Sorry, mein lieber Kaffirahm, aber es gibt sowas wie eine Verhältnismässigkeit. Das heisst das Ausmass der Strafe muss dem Ausmass des Verbrechens angepasst sein. Und dies ist, meiner Meinung nach in diesem Falle überhaupt nicht gegeben. Schon nicht bei den 15 Jahren, geschwiege denn bei den kummulierten 75. Faktisch hat er eine Sachbeschädigung gemacht. Ob das gleichzeitig eine Beleidigung des Königs ist, kann man sich fragen. Ich würde dem sogar noch zustimmen. Aber ob man eine Beleidigung (oder auch eine Kritik) an einem König als grösseres Übel auffassen kann als beispielsweise einen Mord, wage ich sehr zu bezweifeln. Das wird noch umso absurden, wenn diese fünf "Verbrechen" schlussendlich kummulliert werden. Denn auch wenn er fünf Plakate besprayt hat, ist das immer noch erst EINE Handlung. Der König wird nicht mehr beleidigt, nur weil es mehr Plakate sind. Und das ist es, worum es mir hier geht, wenn ich von einer Verhältnismässigkeit spreche.

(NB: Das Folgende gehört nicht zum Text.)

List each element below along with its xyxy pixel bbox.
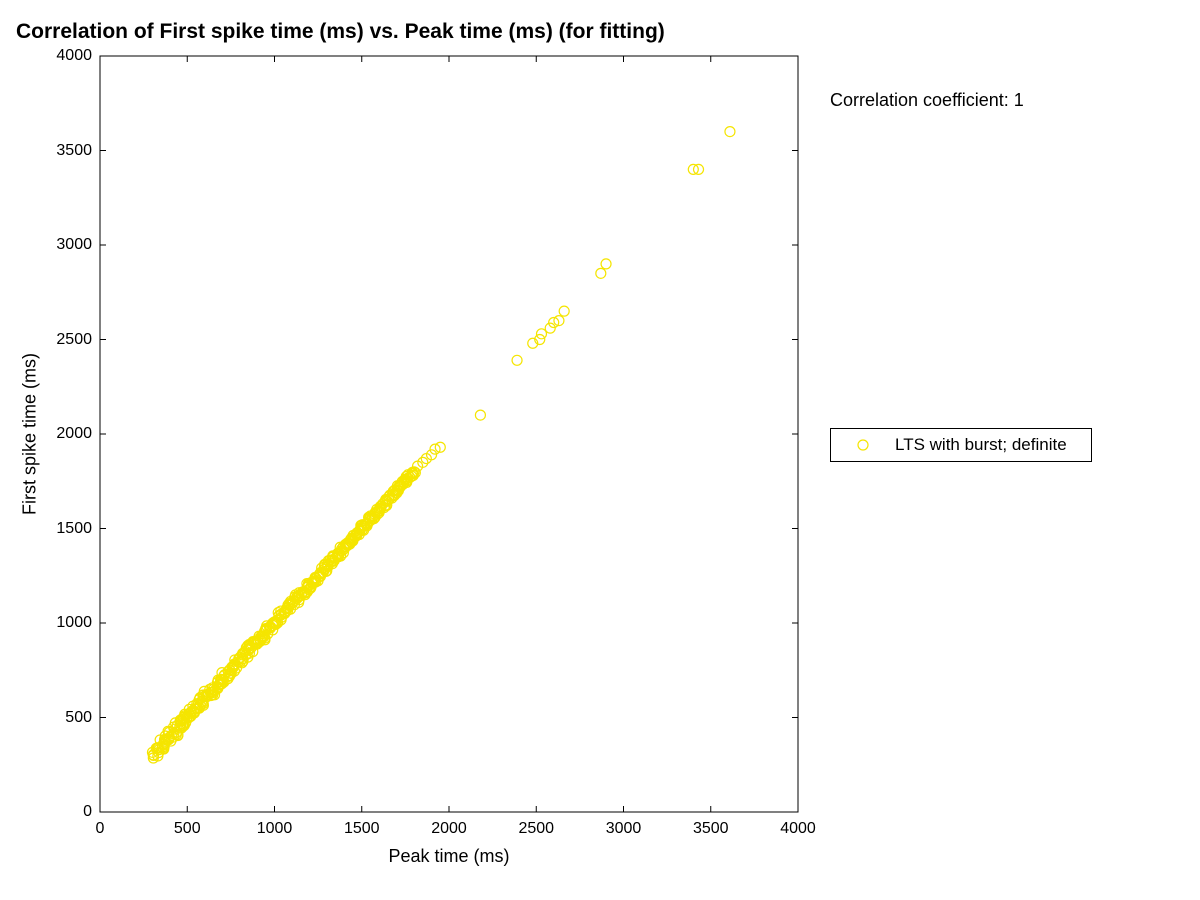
x-tick: 4000 [780, 820, 816, 838]
x-tick: 2500 [518, 820, 554, 838]
x-tick: 1500 [344, 820, 380, 838]
legend-box: LTS with burst; definite [830, 428, 1092, 462]
legend-item: LTS with burst; definite [831, 429, 1091, 461]
legend-marker [831, 439, 895, 451]
y-tick: 3500 [56, 142, 92, 160]
y-axis-label: First spike time (ms) [20, 353, 41, 515]
y-tick: 500 [65, 709, 92, 727]
y-tick: 2000 [56, 425, 92, 443]
legend-label: LTS with burst; definite [895, 435, 1081, 455]
y-tick: 1500 [56, 520, 92, 538]
x-tick: 3500 [693, 820, 729, 838]
y-tick: 0 [83, 803, 92, 821]
chart-container: Correlation of First spike time (ms) vs.… [0, 0, 1200, 900]
y-tick: 4000 [56, 47, 92, 65]
x-tick: 3000 [606, 820, 642, 838]
y-tick: 2500 [56, 331, 92, 349]
x-tick: 0 [96, 820, 105, 838]
x-tick: 500 [174, 820, 201, 838]
y-tick: 1000 [56, 614, 92, 632]
x-axis-label: Peak time (ms) [388, 846, 509, 867]
x-tick: 1000 [257, 820, 293, 838]
y-tick: 3000 [56, 236, 92, 254]
x-tick: 2000 [431, 820, 467, 838]
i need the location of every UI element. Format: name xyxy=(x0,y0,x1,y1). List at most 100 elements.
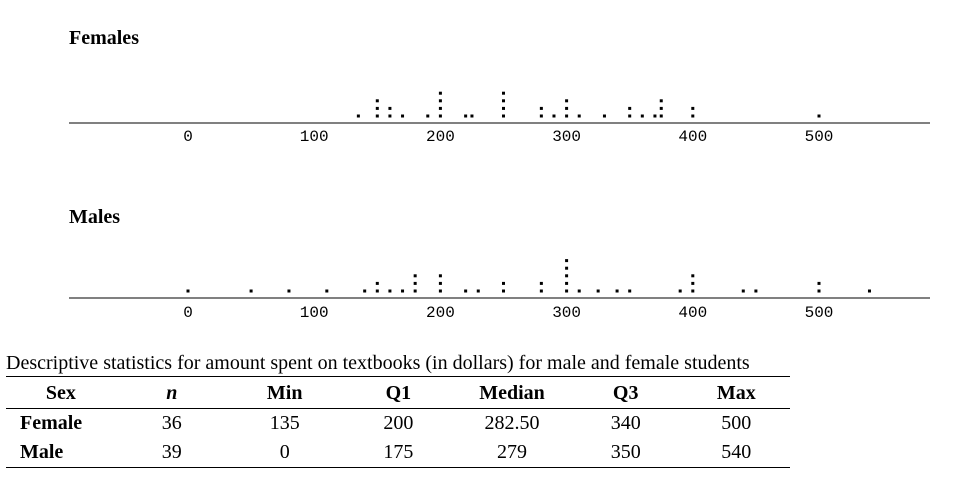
x-tick-label: 0 xyxy=(183,304,193,322)
data-dot xyxy=(691,274,695,278)
cell-max: 500 xyxy=(721,412,752,434)
data-dot xyxy=(741,289,745,293)
data-dot xyxy=(659,114,663,118)
data-dot xyxy=(867,289,871,293)
header-max: Max xyxy=(682,378,790,409)
data-dot xyxy=(438,99,442,103)
cell-median: 279 xyxy=(455,438,569,468)
data-dot xyxy=(413,289,417,293)
data-dot xyxy=(628,106,632,110)
x-tick-label: 500 xyxy=(805,304,834,322)
data-dot xyxy=(388,114,392,118)
cell-n: 36 xyxy=(161,412,182,434)
data-dot xyxy=(539,281,543,285)
data-dot xyxy=(577,114,581,118)
data-dot xyxy=(565,289,569,293)
data-dot xyxy=(476,289,480,293)
data-dot xyxy=(615,289,619,293)
data-dot xyxy=(628,289,632,293)
header-n: n xyxy=(115,378,228,409)
data-dot xyxy=(653,114,657,118)
data-dot xyxy=(691,289,695,293)
x-tick-label: 400 xyxy=(678,304,707,322)
data-dot xyxy=(565,259,569,263)
data-dot xyxy=(565,99,569,103)
x-tick-label: 200 xyxy=(426,128,455,146)
data-dot xyxy=(754,289,758,293)
data-dot xyxy=(388,289,392,293)
cell-sex: Male xyxy=(6,438,116,468)
data-dot xyxy=(502,99,505,103)
females-title: Females xyxy=(69,27,139,49)
data-dot xyxy=(426,114,430,118)
data-dot xyxy=(678,289,682,293)
data-dot xyxy=(413,274,417,278)
caption-underline xyxy=(6,376,790,377)
data-dot xyxy=(577,289,581,293)
data-dot xyxy=(691,106,695,110)
x-tick-label: 100 xyxy=(300,128,329,146)
data-dot xyxy=(640,114,644,118)
data-dot xyxy=(659,99,663,103)
data-dot xyxy=(565,274,569,278)
table-row: Female 36 135 200 282.50 340 500 xyxy=(6,409,790,439)
data-dot xyxy=(539,289,543,293)
cell-q3: 350 xyxy=(568,438,683,468)
header-q1: Q1 xyxy=(341,378,456,409)
x-tick-label: 200 xyxy=(426,304,455,322)
data-dot xyxy=(249,289,253,293)
data-dot xyxy=(502,289,505,293)
data-dot xyxy=(375,106,379,110)
header-q3: Q3 xyxy=(568,378,683,409)
data-dot xyxy=(502,114,505,118)
males-dotplot: 0 100 200 300 400 500 xyxy=(69,259,930,322)
data-dot xyxy=(565,266,569,270)
data-dot xyxy=(401,289,405,293)
data-dot xyxy=(691,114,695,118)
data-dot xyxy=(186,289,190,293)
data-dot xyxy=(438,106,442,110)
cell-n: 39 xyxy=(115,438,228,468)
data-dot xyxy=(464,289,468,293)
x-tick-label: 300 xyxy=(552,128,581,146)
dotplots: 0 100 200 300 400 500 0 100 200 300 400 500 xyxy=(69,91,930,322)
data-dot xyxy=(401,114,405,118)
data-dot xyxy=(659,106,663,110)
cell-median: 282.50 xyxy=(484,412,540,434)
data-dot xyxy=(356,114,360,118)
cell-q1: 200 xyxy=(383,412,414,434)
data-dot xyxy=(464,114,468,118)
data-dot xyxy=(596,289,600,293)
cell-sex: Female xyxy=(20,412,83,434)
data-dot xyxy=(388,106,392,110)
data-dot xyxy=(287,289,291,293)
header-median: Median xyxy=(455,378,569,409)
data-dot xyxy=(502,106,505,110)
data-dot xyxy=(375,99,379,103)
data-dot xyxy=(375,281,379,285)
table-caption: Descriptive statistics for amount spent … xyxy=(6,352,750,374)
x-tick-label: 300 xyxy=(552,304,581,322)
data-dot xyxy=(817,114,821,118)
data-dot xyxy=(565,114,569,118)
data-dot xyxy=(552,114,556,118)
data-dot xyxy=(539,114,543,118)
data-dot xyxy=(438,274,442,278)
data-dot xyxy=(817,281,821,285)
data-dot xyxy=(438,91,442,95)
males-title: Males xyxy=(69,206,121,228)
data-dot xyxy=(691,281,695,285)
x-tick-label: 100 xyxy=(300,304,329,322)
data-dot xyxy=(502,91,505,95)
data-dot xyxy=(470,114,474,118)
descriptive-stats-table: Sex n Min Q1 Median Q3 Max Female 36 135… xyxy=(6,378,790,468)
data-dot xyxy=(602,114,606,118)
data-dot xyxy=(413,281,417,285)
cell-max: 540 xyxy=(682,438,790,468)
females-dotplot: 0 100 200 300 400 500 xyxy=(69,91,930,146)
data-dot xyxy=(565,106,569,110)
data-dot xyxy=(565,281,569,285)
data-dot xyxy=(375,289,379,293)
cell-min: 0 xyxy=(227,438,342,468)
data-dot xyxy=(438,281,442,285)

Wo ich Dir aber zustimme: Dass der Mann besoffen war, ist natürlich keine Entschuldigung. Höchstens vielleicht ein etwas mildernder Umstand. Und dass diese Person auch im nüchternen Zustand nicht viel in der Birne hat, mag sehr gut möglich sein. Ich kenne ihn nicht. Aber ob man nun diesen Mann und seine Einstellungen mag oder nicht, dies sollte in einem Rechtsstaat eigentlich keine Rolle spielen.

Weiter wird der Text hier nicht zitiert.